Photo Credit: Filmawi
The deer has always had a peculiar position within Celtic mythology and is often associated with spirituality and the supernatural. In Ireland, the ghost of the now-extinct Irish giant deer still gallops across the barren landscape and continues to transfer its mythical symbolism to new generations. Therefore, it is not surprising that the finest Irish rock band in years – Fontaines D.C. – has put a giant deer on the cover of their third album, Skinty Fia. The title is an old Irish saying that roughly translates to “the Damnation of the Deer.” Adding to the mysterious circumstances, the deer has been misplaced in a stairwell – I mean, what could be creepier than an ancient creature in a place where it doesn’t belong? Then again, it’s a brilliant way to represent Fontaines D.C.’s creepiest, most sinister album to date.
The echoes of Irish rebellion and bitterness echo across the album, starting with an immediate assault on the English Church and their demands to also include an English translation of “In ár gCroíthe go deo” (Irish for “in our hearts forever”) at Irish-born Margaret Keene’s gravestone. The case was tried in a court where Keene’s family won, and Fontaines D.C. celebrate this with a song titled in the same way. It’s a monotonous, repetitive grinder that opens this record as if you were about to enter an old, haunted, Celtic house.
It eventually takes until track four for the Fontaines to fire on all cylinders. “Jackie Down the Line” comes off as an eviler post-punk adaption of Amy Winehouse’s “You Know I’m No Good”, with singer Grian Chatten declaring his unreliability as a lover over the brilliant chorus. “I don’t think we’d rhyme // I will wear you down in time // I will hurt you, I’ll desert you // I’m one Jackeen of a line,” he sings before getting even darker. “I will hate you, I’ll debase you // I am Jackie down the line // And I will stone you, I’ll alone you // I am Jackie down the line.”
Ironically, it never gets more melodic than this on Skinty Fia, not even as they come up with a song as romantically titled as “I Love You”, a song described by Chatten as “the first overtly political song we’ve written.” “Cloud-parting smile I had, a real good child I was // But this island’s run by sharks with children’s bones stuck in their jaws,” is probably the greatest thing anyone has ever said about the mass graves of over 800 babies found at a former Catholic care home in Ireland, as Chatten more or less explicitly continues to rage with swirling anger at political parties and hypocritical radio personalities.
On “Roman Holiday”, the band eventually lets in some light in a somewhat romantic attempt to conquer the London nightlife as an Irishman.

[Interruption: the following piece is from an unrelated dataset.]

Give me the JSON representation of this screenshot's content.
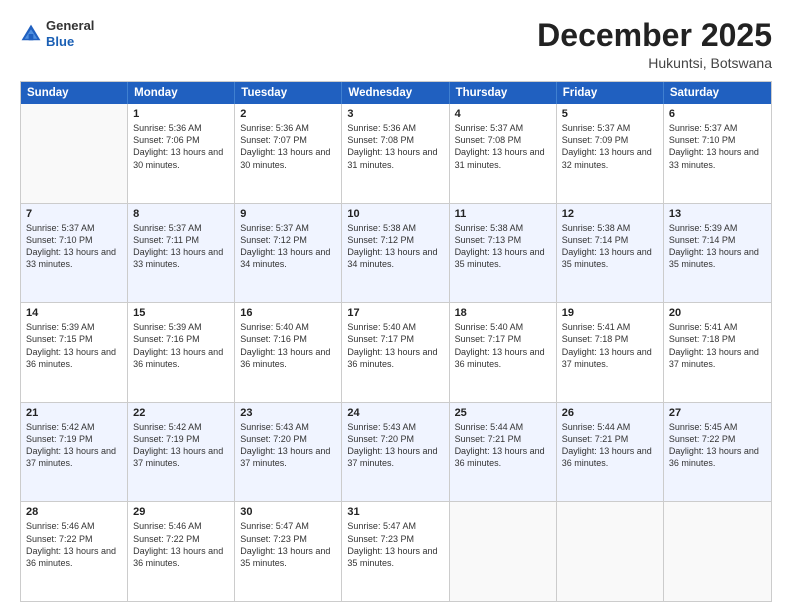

An atmospheric guitar line hovers over most of the song and that’s probably as close to traditional guitar music we will ever get from this group. As a non-Irishman, it might at times be hard to make sense of all the feelings of anger and frustration that Chatten rants about on this album, but like the finest of wordsmiths, Chatten makes us understand what it’s like being Irish as well as let’s say Bob Marley helped us making sense of the buffalo soldiers.
Whether you will like Skinty Fia or not is largely down to whether you preferred their 2019 debut Dogrel or their 2020 follow-up A Hero’s Death. One thing is for sure, though: forget the radio-friendly pop hooks of “Boys in the Better Land”, the majority of Skinty Fia sounds a lot more like “Televised Mind” or “I Don’t Belong”, only more pissed-off. This album is an important document on Irish history and regardless of what you think about Fontaines D.C.’s path carving away from groups like IDLES towards less accessible groups like IceAge, Skinty Fia confirms their position as one of the most important Irish acts of all time.